テクノロジー

問われる再生可能エネルギー導入の本気度

 さる9月24日に、九州電力から「九州本土の再生可能エネルギー発電設備に対する接続申込みの回答保留について」という文書が発表されました。内容は、再生可能エネルギー(以下「再エネ」)の申し込みが、約1260万キロワットになり、このままでは、冷暖房の使用が少ない春や秋の晴天時などには、昼間の消費電力を太陽光・風力による発電電力が上回り、電力の需給バランスが崩れ、電力を安定して届けられなくなるかもしれないので、しばらく、再エネの接続の申し込みに対する回答を見送るというものです。

 要は、思った以上に再エネの発電量が多くなり過ぎたので、それを受け入れられなくなったということ。その後、追随する電力会社が4社あります。

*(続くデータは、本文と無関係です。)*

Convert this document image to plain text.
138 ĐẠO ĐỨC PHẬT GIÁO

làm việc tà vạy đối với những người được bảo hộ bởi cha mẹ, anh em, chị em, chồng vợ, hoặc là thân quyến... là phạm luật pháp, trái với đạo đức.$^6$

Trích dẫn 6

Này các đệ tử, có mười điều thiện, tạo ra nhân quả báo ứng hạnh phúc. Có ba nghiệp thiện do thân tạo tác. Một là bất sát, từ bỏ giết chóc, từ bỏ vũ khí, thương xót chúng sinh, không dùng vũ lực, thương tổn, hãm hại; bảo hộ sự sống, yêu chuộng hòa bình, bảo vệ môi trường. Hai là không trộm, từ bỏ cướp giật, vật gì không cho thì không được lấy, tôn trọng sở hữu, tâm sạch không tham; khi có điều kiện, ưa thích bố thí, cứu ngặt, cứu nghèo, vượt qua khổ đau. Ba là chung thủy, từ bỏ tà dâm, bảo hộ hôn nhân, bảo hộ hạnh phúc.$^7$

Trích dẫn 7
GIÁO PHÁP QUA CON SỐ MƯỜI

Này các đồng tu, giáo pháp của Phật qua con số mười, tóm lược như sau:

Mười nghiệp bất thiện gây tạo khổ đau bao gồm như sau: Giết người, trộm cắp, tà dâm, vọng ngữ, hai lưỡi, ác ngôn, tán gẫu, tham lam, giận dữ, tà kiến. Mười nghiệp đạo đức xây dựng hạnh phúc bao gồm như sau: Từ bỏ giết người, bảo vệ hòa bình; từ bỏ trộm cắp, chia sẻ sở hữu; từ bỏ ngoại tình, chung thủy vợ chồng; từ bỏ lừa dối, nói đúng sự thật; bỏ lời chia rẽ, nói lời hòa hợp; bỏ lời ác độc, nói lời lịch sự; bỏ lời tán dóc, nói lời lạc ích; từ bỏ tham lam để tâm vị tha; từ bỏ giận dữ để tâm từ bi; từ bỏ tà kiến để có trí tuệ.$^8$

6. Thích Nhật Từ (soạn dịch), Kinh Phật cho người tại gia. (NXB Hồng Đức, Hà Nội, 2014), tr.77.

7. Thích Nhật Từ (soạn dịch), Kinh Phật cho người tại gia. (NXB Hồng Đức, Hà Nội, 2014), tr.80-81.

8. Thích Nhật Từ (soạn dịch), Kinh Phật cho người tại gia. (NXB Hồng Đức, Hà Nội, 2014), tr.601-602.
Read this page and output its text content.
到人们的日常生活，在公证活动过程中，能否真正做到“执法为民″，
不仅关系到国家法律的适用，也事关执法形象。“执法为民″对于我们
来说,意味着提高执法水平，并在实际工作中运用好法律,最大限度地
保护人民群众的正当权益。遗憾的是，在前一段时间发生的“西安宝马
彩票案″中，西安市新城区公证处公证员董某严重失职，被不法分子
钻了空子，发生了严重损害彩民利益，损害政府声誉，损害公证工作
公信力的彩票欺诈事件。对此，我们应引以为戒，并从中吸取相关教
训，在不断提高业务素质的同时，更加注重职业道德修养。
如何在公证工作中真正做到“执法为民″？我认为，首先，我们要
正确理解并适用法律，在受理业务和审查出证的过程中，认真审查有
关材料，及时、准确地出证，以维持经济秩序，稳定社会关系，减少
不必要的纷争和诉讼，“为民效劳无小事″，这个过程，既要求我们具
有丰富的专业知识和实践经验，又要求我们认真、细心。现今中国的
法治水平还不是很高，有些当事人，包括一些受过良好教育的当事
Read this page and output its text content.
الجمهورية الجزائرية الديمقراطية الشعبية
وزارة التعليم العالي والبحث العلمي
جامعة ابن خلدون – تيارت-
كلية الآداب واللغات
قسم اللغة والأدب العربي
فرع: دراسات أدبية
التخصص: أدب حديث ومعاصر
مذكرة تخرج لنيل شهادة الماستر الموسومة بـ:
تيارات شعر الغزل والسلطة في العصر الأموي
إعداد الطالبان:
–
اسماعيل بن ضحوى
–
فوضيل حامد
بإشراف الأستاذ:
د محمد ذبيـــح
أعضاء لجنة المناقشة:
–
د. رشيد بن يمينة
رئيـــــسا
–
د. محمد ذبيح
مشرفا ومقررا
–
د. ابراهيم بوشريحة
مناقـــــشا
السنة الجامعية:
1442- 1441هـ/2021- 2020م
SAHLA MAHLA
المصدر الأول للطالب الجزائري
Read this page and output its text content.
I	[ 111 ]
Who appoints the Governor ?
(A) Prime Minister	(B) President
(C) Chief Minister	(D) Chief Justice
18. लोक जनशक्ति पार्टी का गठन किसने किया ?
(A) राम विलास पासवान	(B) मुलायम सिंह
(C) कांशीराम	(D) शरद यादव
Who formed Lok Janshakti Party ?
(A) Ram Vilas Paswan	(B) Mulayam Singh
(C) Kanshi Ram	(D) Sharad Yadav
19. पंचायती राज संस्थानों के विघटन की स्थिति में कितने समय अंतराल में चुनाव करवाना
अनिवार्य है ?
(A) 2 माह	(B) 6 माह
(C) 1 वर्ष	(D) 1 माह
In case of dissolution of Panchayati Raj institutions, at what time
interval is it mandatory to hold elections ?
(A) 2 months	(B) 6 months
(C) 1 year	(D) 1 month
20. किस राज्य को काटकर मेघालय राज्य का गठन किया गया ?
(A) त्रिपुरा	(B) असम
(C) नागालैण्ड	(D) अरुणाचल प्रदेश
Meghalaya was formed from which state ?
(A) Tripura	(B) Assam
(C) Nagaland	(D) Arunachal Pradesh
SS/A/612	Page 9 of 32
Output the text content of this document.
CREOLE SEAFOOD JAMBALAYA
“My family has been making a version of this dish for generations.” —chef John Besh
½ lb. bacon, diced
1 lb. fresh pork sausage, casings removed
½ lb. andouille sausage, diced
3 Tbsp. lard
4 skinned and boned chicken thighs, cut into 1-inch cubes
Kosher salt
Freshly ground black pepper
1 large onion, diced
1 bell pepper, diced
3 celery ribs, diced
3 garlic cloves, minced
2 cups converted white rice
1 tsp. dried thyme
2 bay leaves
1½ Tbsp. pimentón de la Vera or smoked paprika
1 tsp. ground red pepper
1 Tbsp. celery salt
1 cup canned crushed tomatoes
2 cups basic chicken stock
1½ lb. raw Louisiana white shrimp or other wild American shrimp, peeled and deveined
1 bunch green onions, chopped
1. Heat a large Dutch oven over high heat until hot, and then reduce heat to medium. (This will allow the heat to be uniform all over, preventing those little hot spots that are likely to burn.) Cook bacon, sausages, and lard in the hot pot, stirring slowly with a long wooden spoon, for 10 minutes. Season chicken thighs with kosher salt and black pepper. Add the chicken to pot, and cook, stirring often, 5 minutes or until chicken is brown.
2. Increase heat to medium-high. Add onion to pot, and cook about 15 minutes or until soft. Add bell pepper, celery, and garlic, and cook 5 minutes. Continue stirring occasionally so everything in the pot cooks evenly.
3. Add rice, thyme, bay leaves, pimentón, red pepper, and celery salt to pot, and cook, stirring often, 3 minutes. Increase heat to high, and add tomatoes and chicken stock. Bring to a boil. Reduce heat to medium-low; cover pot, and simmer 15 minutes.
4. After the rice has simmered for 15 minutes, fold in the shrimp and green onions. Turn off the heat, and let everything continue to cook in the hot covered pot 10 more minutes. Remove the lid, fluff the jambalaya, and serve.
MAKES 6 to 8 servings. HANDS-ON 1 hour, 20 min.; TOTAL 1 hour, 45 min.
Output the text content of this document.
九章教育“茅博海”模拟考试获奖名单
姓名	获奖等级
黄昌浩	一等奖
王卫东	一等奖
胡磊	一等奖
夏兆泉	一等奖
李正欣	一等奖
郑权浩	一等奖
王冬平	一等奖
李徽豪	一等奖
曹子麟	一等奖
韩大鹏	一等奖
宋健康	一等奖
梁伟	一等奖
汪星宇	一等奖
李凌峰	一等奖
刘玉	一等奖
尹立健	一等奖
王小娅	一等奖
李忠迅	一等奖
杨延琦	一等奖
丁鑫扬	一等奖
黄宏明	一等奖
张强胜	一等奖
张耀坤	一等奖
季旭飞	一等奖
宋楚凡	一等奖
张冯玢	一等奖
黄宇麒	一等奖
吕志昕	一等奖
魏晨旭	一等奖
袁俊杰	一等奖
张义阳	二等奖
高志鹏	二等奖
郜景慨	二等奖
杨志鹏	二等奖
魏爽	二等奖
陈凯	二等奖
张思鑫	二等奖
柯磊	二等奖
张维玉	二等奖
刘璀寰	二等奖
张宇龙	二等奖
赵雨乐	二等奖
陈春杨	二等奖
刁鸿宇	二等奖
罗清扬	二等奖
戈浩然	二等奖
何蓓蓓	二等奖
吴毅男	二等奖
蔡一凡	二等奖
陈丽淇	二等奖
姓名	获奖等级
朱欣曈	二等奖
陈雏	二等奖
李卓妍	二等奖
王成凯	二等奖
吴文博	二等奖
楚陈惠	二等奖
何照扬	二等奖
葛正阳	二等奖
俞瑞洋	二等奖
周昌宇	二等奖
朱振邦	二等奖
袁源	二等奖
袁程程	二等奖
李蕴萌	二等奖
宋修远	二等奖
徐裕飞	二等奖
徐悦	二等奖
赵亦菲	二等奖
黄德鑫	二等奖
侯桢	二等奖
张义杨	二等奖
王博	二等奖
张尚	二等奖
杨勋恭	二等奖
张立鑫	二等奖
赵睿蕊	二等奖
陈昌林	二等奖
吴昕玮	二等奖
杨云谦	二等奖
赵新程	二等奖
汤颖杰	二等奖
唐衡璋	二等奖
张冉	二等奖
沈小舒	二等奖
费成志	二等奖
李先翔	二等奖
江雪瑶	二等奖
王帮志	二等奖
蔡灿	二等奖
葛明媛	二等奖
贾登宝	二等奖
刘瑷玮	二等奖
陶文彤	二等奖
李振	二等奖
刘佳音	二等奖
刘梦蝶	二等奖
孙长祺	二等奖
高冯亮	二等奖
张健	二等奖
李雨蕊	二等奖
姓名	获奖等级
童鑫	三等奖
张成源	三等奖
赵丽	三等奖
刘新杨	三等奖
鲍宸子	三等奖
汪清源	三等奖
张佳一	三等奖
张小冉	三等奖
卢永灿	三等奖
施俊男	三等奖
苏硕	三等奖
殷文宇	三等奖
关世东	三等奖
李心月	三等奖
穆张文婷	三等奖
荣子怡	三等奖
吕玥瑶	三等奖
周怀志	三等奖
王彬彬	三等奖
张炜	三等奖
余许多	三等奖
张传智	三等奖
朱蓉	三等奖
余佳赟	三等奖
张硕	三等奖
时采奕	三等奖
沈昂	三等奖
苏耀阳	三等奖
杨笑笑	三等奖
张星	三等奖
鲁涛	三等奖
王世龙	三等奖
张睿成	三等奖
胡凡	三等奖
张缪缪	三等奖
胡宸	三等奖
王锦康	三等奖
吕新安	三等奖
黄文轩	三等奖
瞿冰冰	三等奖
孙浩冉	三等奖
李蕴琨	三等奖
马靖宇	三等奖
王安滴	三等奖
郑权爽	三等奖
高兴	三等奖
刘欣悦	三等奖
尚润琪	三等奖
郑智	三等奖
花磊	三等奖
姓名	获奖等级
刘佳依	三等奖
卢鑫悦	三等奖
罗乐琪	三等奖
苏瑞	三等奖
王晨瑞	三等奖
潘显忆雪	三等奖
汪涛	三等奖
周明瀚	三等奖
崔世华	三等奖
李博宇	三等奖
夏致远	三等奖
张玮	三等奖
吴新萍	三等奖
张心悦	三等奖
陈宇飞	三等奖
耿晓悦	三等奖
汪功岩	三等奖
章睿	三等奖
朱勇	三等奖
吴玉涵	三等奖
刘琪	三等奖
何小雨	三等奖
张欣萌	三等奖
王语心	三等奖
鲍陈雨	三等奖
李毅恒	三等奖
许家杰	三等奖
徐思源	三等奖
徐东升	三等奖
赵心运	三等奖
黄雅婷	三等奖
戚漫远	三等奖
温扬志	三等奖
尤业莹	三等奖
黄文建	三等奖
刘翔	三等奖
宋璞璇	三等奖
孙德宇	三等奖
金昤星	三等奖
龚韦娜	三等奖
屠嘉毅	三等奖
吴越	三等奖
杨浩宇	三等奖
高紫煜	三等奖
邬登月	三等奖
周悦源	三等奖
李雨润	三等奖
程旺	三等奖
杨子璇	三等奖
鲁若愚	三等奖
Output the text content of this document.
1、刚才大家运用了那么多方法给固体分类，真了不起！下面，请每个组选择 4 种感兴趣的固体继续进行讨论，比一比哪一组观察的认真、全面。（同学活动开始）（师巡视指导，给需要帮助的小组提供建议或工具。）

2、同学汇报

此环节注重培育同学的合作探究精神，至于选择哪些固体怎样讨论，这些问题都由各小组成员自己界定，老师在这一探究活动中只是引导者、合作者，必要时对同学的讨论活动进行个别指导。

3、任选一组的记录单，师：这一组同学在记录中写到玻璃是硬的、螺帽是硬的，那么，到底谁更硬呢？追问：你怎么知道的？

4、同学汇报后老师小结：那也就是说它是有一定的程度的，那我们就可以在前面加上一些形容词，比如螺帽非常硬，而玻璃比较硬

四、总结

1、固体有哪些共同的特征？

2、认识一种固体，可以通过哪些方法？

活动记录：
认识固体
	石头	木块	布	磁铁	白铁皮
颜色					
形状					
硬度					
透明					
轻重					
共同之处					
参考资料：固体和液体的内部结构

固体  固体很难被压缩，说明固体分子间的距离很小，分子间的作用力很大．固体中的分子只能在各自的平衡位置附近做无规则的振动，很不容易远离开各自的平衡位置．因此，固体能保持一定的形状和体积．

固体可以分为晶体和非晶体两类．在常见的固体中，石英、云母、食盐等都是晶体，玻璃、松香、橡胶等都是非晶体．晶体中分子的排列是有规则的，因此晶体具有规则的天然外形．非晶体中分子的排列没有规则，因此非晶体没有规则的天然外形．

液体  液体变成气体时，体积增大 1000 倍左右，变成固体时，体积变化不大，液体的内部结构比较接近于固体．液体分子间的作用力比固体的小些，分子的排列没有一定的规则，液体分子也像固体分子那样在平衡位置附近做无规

 東日本大震災直後に、太陽光発電に期待が高まった際に、一部では、太陽光発電では、原発一基分の発電をするためには、山手線内に太陽光パネルを敷き詰めることになり、土地の限られた日本では現実的ではないとの指摘がなされました。今回、九州電力で申し込まれた約1260万キロワットという発電容量は、そのすべてが太陽光発電だとして、稼働率12%をかけても、原発約2基分に匹敵します。九州管内だけで、山手線内2つ分の太陽光発電施設を設置したいという要望がきたということです。

 さらに、まだ接続申し込みがされていない認定設備はもっとたくさんあるので、そういう意味では、この日本でも、それだけの再エネを導入するだけの土地があったと喜ぶべきですが、今の送配電設備ではそれらを受け入れられないというわけです。

 今年4月に閣議決定されたエネルギー基本計画では、「わが国が目指すべきエネルギー政策」として、「再生可能エネルギーの導入加速化」が明記されました。そうした方針を掲げている国において、再エネの導入が、想像以上に進んだので、ちょっと待ってくれというのが正しいことなのでしょうか。本気で、再エネを推進するのであれば、足踏みを考えるのではなく、それは進めたまま、何ができるかを、国が考えるべきではないでしょうか。

再生可能エネルギーの〝発電し過ぎ〟問題にどう対応するか

 では、国が本気になったとして、具体的に、再エネ発電が急激に増加することへの対応はどうすればいいのでしょうか。

 送配電側の対応として、短期的にも、予測技術の精度化による需給調整、広域運用や揚水発電の活用などの措置は取れるはずですし、中期的には、送配電設備の増強を図っていくということが考えられるでしょう。

 さらに、需要が少ない時期に発電量が多過ぎることで停電が起こる可能性のある時期は、1年の中のごく一部だと考えられます。そのために多額の設備投資をするよりも、もっと効果的な方法が考えられます。発電予測の精度を高め、発電量が過剰になりそうなときに、再エネの発電所に発電を止めてくれれば、対価として〇〇円払うという制度を作る、あるいは、工場に対し、明日は需要が足りなさそうなので、電気をより使ってくれたら、いくら払いますというメニューを作るという考え方もあります。

 要は、夏や冬の電力が足りない時期向けに考えられた需給調整システムの逆の制度を作ればいいのです。震災後の3年間で、デマンドレスポンス(電力が逼迫した時に需要を抑制する)やネガワット(電力が逼迫した時に需要を抑えるとお金がもらえる)といった仕組みが広がってきました。従来の電力の供給側が需要に合わせるという発想を転換したわけです。これは、この再エネが発電し過ぎの問題にも使えるはずです。

 なお、これらのネガワットやデマンドレスポンスの仕組みは広がってきたものの、実際に発動される機会はあまりないようです。当初、懸念されていたほど、電力の需給の逼迫という事態は生じなかったからです。同様に、再エネの発電が多過ぎて、需要を上回る事態は頻繁に起こらない可能性も高いと思います。

  [連載] エネルギーフォーカス 海外では、スペインが2020年に40%、ドイツが30年に50%、米国のカリフォルニア州は20年に33%という目標を掲げ、その実現を前提として、系統運用も含め、何が必要かを検討し、実現に向けて進んでいます。そして、一部の国では、再エネが基幹電源となっています。日本も、高い目標を掲げて、実現に向けて邁進すべきです。

 その際、決して、フォロワーになる必要はありません。日本こそが、世界に誇る停電が最も少ない送配電設備や系統運用の技術を持っているわけですから、それを武器に再エネの世界のトップランナーという目標を掲げてはどうでしょうか。目標を掲げて進むことが、国の大きな役割であり、そこには、一種の決断が伴います。再エネで世界トップという目標は、十分、その決断に値するものと考えます。